Rezension

Zwei Frauen, zwei Welten

Wellenflug -

Wellenflug
von Constanze Neumann

Bewertet mit 4 Sternen

Constanze Neumann erzählt in „Wellenflug“ vom Leben zweier Frauen - Anna und Marie - die unterschiedlicher nicht sein könnten.

Die glückliche Kindheit von Anna Reichenbach wird überschattet vom frühen Tod einer ihrer Schwestern. Der Tuchhandel ihres Vaters bringt Wohlstand, sie sind nicht praktizierende Juden, eine angesehene Familie.

Anna, im Jahre 1864 geboren, wächst auf in standesgemäßem Denken, heiratet. Nachdem Adolph, ihr erster Mann, früh verstirbt, bekommt sie in ihrer zweiten Ehe etliche Kinder, alle wohlgeraten bis auf Heinrich, dem Erstgeborenen, der den hohen Erwartungen so gar nicht entspricht. Das Nachtleben mit all seinen Verlockungen hat er für sich entdeckt hat, er ist wie schon sein Onkel Arthur vorher das schwarze Schaf der Familie. Auf den Pflichtteil gesetzt, wenden sie sich von ihm ab.

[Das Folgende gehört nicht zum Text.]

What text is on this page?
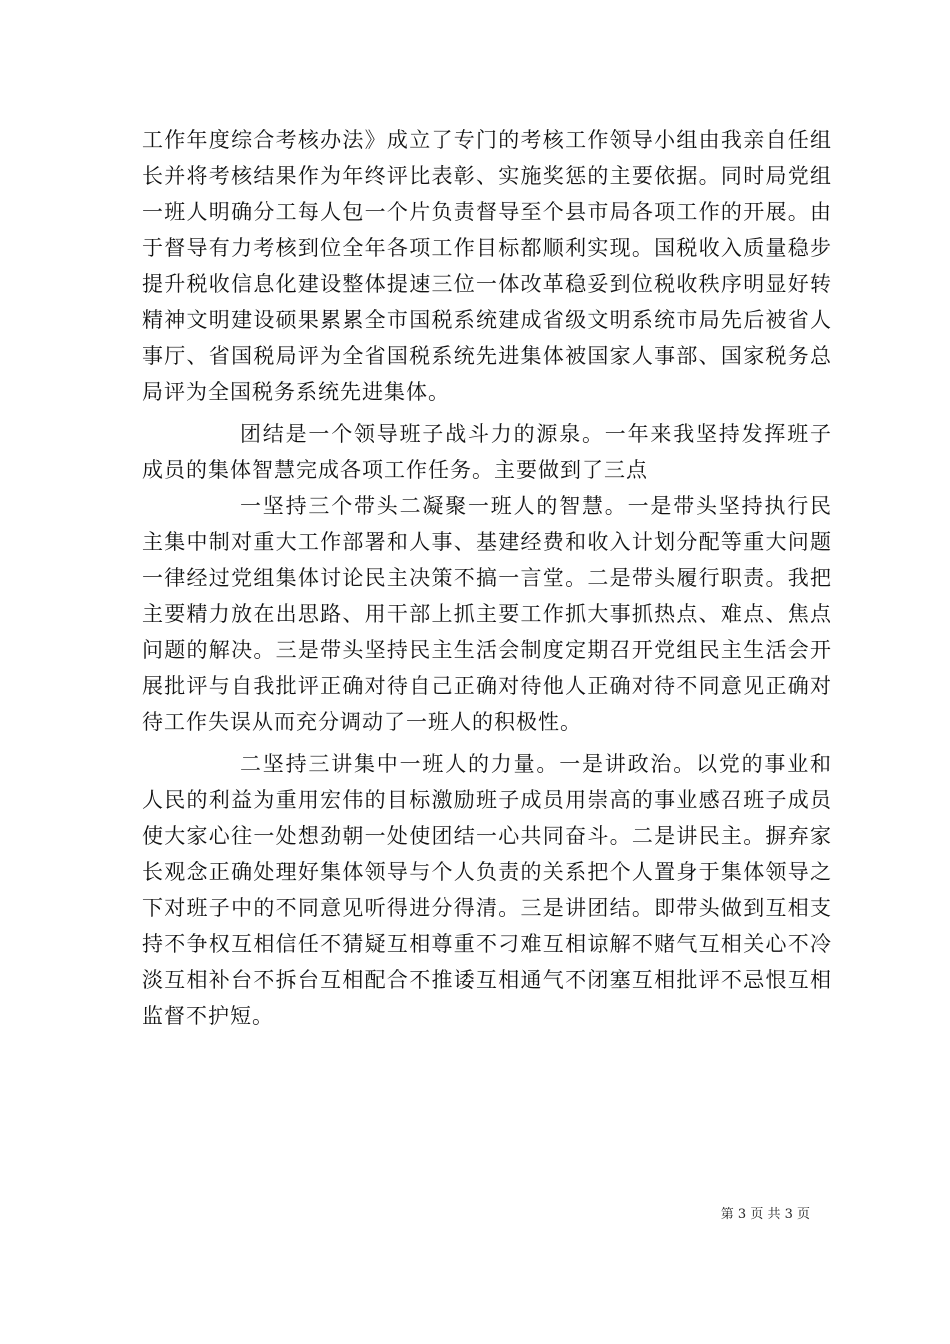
工作年度综合考核办法》成立了专门的考核工作领导小组由我亲自任组长并将考核结果作为年终评比表彰、实施奖惩的主要依据。同时局党组一班人明确分工每人包一个片负责督导至个县市局各项工作的开展。由于督导有力考核到位全年各项工作目标都顺利实现。国税收入质量稳步提升税收信息化建设整体提速三位一体改革稳妥到位税收秩序明显好转精神文明建设硕果累累全市国税系统建成省级文明系统市局先后被省人事厅、省国税局评为全省国税系统先进集体被国家人事部、国家税务总局评为全国税务系统先进集体。

团结是一个领导班子战斗力的源泉。一年来我坚持发挥班子成员的集体智慧完成各项工作任务。主要做到了三点

一坚持三个带头二凝聚一班人的智慧。一是带头坚持执行民主集中制对重大工作部署和人事、基建经费和收入计划分配等重大问题一律经过党组集体讨论民主决策不搞一言堂。二是带头履行职责。我把主要精力放在出思路、用干部上抓主要工作抓大事抓热点、难点、焦点问题的解决。三是带头坚持民主生活会制度定期召开党组民主生活会开展批评与自我批评正确对待自己正确对待他人正确对待不同意见正确对待工作失误从而充分调动了一班人的积极性。

二坚持三讲集中一班人的力量。一是讲政治。以党的事业和人民的利益为重用宏伟的目标激励班子成员用崇高的事业感召班子成员使大家心往一处想劲朝一处使团结一心共同奋斗。二是讲民主。摒弃家长观念正确处理好集体领导与个人负责的关系把个人置身于集体领导之下对班子中的不同意见听得进分得清。三是讲团结。即带头做到互相支持不争权互相信任不猜疑互相尊重不刁难互相谅解不赌气互相关心不冷淡互相补台不拆台互相配合不推诿互相通气不闭塞互相批评不忌恨互相监督不护短。

第 3 页 共 3 页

Marie, 1905 geboren, ist ein ganz anderer Typ, sie kommt aus ärmlichen Verhältnissen. Die unbedarfte, treuherzige Marie hat es nicht leicht im Leben. Sie bekommt nichts geschenkt, lernt eines schönen Tages Heinrich kennen, der immer gut drauf ist. Schon als 6jähriger ist er immer zu Scherzen aufgelegt, kann dem Leben viel abgewinnen. Ein Charmeur durch und durch ist er. Nennt sie, die von dem kleinen Ort Burg kommt, bald sein Burgfräulein.

Zwei Frauen stehen im Mittelpunkt dieser Erzählung und beiden kann ich viel abgewinnen. Zum einen ist es Anna, welche äußerst sympathisch rüberkommt. Ein Sonnenschein ist sie und durch etliche Schicksalsschläge zur Frau gereift, die immer härter, unnachgiebiger wird, was einerseits verständlich ist, jedoch macht sie dieses Unversöhnliche auf eine abgehobene Art unnahbar, ihr Standesdenken kann sie nie abstreifen. Marie dagegen ist mir zunächst fremd, ihre Naivität mit Händen greifbar. Ob sie Heinrich in jungen Jahren durchschaut hat? Jedoch wandelt sie sich zusehends zu einer Kämpferin, ihre Lebensumstände und später dann der beginnende Nationalsozialismus  zwingen sie dazu, sie muss stark sein.

Wellenflug – das Karussell setzt sich in Bewegung, erst langsam und dann immer schneller, auf und ab. So wie das Leben, ihrer aller Leben.

Um den historischen Hintergrund und den realen Figuren und Ereignissen hat Constanze Neumann eine dicht gewebte Geschichte niedergeschrieben, die sich so ähnlich zugetragen haben könnte. Viele Fakten sind durch die Familienchronik belegt, die Briefe und Zeitungsartikel entsprechen den Tatsachen. Ihre bewegende Geschichte hat mich berührt und trotz der Ernsthaftigkeit gut unterhalten. Hinzu kommt der angenehme, gut lesbare Schreibstil, der tief eintauchen lässt ins Damals. Alle Charaktere sind authentisch, der Nationalsozialismus mit seinem Schrecken glaubhaft dargestellt, sodass ich mich gut in ihre Ängste einfühlen konnte, ihre Verzweiflung spürte.

Das aufschlussreiche Zeugnis einer vergangenen Zeit, das Schicksal zweier so unterschiedlicher Frauen, hat mich nachdenklich zurückgelassen, ein entscheidendes Stück Familiengeschichte in unruhigen Jahren. „Wellenflug“ ist Constanze Neumanns Geschichte, die ihrer Vorfahren, von ihrem Großvater an sie weitergegeben. Eindrucksvoll dargestellt und sehr lesenswert.